By Victoria Isabella Cornelia Smit
In Pierson (2004) we saw a distinction between types of slow-moving causal processes: the incremental model, the threshold model and the causal chain model. In this blogpost, I attempt to explain how the one-child policy from China before 2015 could impact all these three models when applied to various variables.
Within this blogpost I assume that the one-child policy applies to everyone and that it was reinforced strictly, in other words, I assume the intended consequences are to control population growth.
Pierson called demography an “excellent example” of a cumulative cause that creates slow-moving outcomes. One example of a demographic cause is the population growth. Given the rapid-population growth pre-one-child policy, if we see this as incremental we could imagine a “slope”. The one-child policy would change the slope of the cause - it would make sure the slow-moving cause would be even slower.
Thresholds are a model in which the slow-moving cause has no effect until it reaches a certain critical level, and then has strong self-reinforcing character. If we again assume population growth is the slow-moving cause for whichever threshold, and if all the assumptions for the policy hold, the threshold would be reached later.

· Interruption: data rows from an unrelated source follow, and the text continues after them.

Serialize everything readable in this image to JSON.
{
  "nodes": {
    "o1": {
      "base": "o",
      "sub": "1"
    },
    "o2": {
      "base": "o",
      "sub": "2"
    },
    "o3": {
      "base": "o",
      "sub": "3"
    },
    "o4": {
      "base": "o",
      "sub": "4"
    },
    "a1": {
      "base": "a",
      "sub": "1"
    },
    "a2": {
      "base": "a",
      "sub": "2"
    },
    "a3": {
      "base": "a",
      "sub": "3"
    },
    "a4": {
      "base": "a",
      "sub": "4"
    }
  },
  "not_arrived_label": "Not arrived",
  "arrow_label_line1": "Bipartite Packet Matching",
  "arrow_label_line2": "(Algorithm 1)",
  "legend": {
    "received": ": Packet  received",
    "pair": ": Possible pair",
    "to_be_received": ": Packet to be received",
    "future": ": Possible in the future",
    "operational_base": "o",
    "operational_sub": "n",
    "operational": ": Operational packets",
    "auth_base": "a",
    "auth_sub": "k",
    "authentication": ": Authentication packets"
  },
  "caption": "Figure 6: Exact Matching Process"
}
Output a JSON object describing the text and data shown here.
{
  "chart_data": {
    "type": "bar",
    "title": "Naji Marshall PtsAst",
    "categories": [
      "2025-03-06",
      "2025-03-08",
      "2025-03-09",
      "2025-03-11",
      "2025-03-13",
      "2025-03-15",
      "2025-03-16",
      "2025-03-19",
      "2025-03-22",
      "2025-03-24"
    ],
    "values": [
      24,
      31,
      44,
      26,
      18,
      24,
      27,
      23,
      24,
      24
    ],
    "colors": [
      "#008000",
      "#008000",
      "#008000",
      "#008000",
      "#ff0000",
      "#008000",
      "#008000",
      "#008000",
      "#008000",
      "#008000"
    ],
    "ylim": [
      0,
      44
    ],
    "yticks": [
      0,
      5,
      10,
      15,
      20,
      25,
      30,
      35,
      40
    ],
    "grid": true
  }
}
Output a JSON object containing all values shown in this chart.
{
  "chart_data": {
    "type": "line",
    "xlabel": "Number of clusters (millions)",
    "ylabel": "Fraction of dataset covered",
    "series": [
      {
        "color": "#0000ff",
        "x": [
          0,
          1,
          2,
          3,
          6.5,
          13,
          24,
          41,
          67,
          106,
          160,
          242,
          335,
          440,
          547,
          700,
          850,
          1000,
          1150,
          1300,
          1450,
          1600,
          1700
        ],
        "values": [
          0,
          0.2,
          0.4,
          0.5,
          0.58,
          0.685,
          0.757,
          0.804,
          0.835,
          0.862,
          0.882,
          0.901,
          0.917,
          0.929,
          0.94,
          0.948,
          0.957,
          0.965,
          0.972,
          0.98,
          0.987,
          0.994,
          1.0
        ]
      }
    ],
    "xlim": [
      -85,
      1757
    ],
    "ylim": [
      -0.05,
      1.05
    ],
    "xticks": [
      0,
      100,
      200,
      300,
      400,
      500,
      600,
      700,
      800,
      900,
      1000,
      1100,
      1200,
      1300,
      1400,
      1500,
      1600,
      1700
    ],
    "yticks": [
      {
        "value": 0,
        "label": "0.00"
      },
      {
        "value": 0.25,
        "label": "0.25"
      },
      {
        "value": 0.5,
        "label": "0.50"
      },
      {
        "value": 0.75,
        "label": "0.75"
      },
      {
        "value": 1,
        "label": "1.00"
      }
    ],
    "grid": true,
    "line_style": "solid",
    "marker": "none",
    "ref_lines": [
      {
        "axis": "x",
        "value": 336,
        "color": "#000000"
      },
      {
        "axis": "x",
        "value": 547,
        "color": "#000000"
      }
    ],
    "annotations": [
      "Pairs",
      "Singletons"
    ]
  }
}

In the causal chain model chains lead to certain outcomes if closely linked. One example given in Pierson was family planning in Iraq, and how this could be viewed in a political process. Reasoning by analogy, the one-child policy can be viewed as a very invasive policy for family planning. Thus we can look at the one-child policy similar to that of family planning in Iraq, which has already been explored.
In conclusion, it is perhaps not the causal chains that are providing an interesting research agenda, rather, we could look at the cumulative causes and threshold models. Of course this blogpost is limited, especially the assumptions are constraining (there were many exceptions to the one-child policy). Nonetheless, it is interesting to think about these policies and their impact on the grand models.